Getting Over My First Best Friend Breakup
As painful as it was when my first (and only boyfriend) broke up with me, that couldn't come close to the way my best friend broke my heart.
Around five years ago (it still feels like yesterday), the girl who said we were best friends "forever" stopped talking to me. We had grown up in the same church and when I switched churches and revealed on Facebook that I was no longer Christian like her, she almost took it as a personal offense. After multiple letters and phone calls trying to convince her that we could get past our differences and that I still had the same morals, she agreed that we could still be friends.
For a little while, I thought things were OK. But then she wouldn't answer my calls. Her parents, who had once called me their second daughter, told me she couldn't talk to me the few times they even answered. The girl I used to talk to every single day had now completely blocked me out. I cried...a lot. Eventually, I just stopped trying.
After a long time I was able to stop worrying about her. I'd never forget her, but at least I didn't pine over her every day. I didn't have many other friends—she was my go-to—but I had enough to distract me from the loss.
That is, until a year or two ago, when my ex-best-friend placed herself right back into my line of sight via Instagram. She followed me. Why? Why did this girl who I thought hated me, who must know that she had broken my heart, want to see my feed of selfies and bad artwork? At the time it just felt like a cruel joke, but one I fell right into.

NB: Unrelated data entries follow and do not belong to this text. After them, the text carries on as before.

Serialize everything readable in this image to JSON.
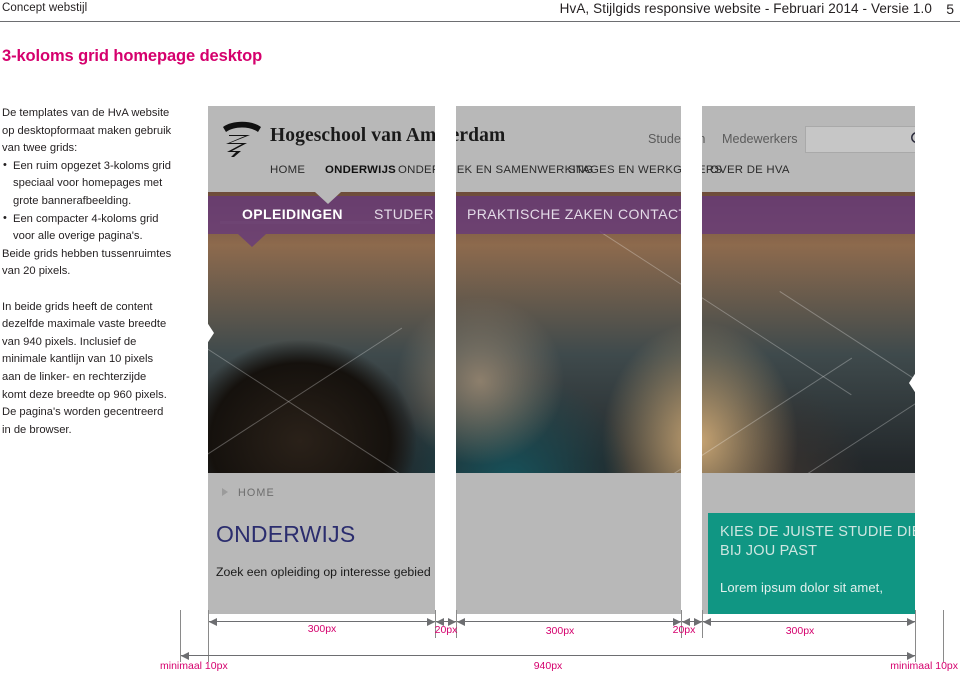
{
  "page_header": {
    "left_label": "Concept webstijl",
    "right_label": "HvA, Stijlgids responsive website - Februari 2014 - Versie 1.0",
    "page_number": "5"
  },
  "section": {
    "title": "3-koloms grid homepage desktop"
  },
  "left_column": {
    "intro": "De templates van de HvA website op desktopformaat maken gebruik van twee grids:",
    "bullets": [
      "Een ruim opgezet 3-koloms grid speciaal voor homepages met grote bannerafbeelding.",
      "Een compacter 4-koloms grid voor alle overige pagina's."
    ],
    "after_bullets": "Beide grids hebben tussenruimtes van 20 pixels.",
    "paragraph_2": "In beide grids heeft de content dezelfde maximale vaste breedte van 940 pixels. Inclusief de minimale kantlijn van 10 pixels aan de linker- en rechterzijde komt deze breedte op 960 pixels.",
    "paragraph_3": "De pagina's worden gecentreerd in de browser."
  },
  "mockup": {
    "brand": "Hogeschool van Amsterdam",
    "top_links": [
      "Studenten",
      "Medewerkers"
    ],
    "search_placeholder": "",
    "search_icon": "search-icon",
    "main_nav": [
      {
        "label": "HOME",
        "active": false
      },
      {
        "label": "ONDERWIJS",
        "active": true
      },
      {
        "label": "ONDERZOEK EN SAMENWERKING",
        "active": false
      },
      {
        "label": "STAGES EN WERKGEVERS",
        "active": false
      },
      {
        "label": "OVER DE HVA",
        "active": false
      }
    ],
    "sub_nav": [
      {
        "label": "OPLEIDINGEN",
        "active": true
      },
      {
        "label": "STUDEREN",
        "active": false
      },
      {
        "label": "PRAKTISCHE ZAKEN",
        "active": false
      },
      {
        "label": "CONTACT",
        "active": false
      }
    ],
    "breadcrumb": "HOME",
    "page_heading": "ONDERWIJS",
    "search_prompt": "Zoek een opleiding op interesse gebied",
    "promo": {
      "title": "KIES DE JUISTE STUDIE DIE BIJ JOU PAST",
      "body": "Lorem ipsum dolor sit amet,"
    }
  },
  "dimensions": {
    "columns": [
      "300px",
      "20px",
      "300px",
      "20px",
      "300px"
    ],
    "total": "940px",
    "margin_left": "minimaal 10px",
    "margin_right": "minimaal 10px"
  },
  "colors": {
    "accent_pink": "#d5006d",
    "purple_nav": "#67397a",
    "teal_promo": "#109683",
    "grey_band": "#b8b8b8",
    "heading_blue": "#2b2d6e"
  }
}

I followed her back and watched her every update. I cried for our dead friendship for the first time in a long time. I wallowed in envy at the photos with her new friends, in sadness at photos from our favorite restaurants, from her little brother's ball games that I used to attend, of her dog that used to chase me, of the movie nights I would've always been invited to, at everything she posted. It was torture, but in a sad way I loved it. I loved that I could see her face, look at what she was doing, and almost feel like I was a part of her life again.
I still go through her feed sometimes, but I don't allow myself any more suffering than the inevitable twinge of longing. I have realized that sometimes you go through changes in your life and you face the consequences. But those changes shape you. You lose people along the way, but there's a whole world more of them out there waiting for you to come along. Friends are a necessity, but if you rely on any of them too heavily you always risk heartbreak. You're not perfect and neither are your friends, so you can't expect things to always stay the same. Don't cling to promises of forever because no one can guarantee that they won't change. But that's okay. You'll change too, and for the better.
Because, as scary as it feels, growing apart from others is still growing.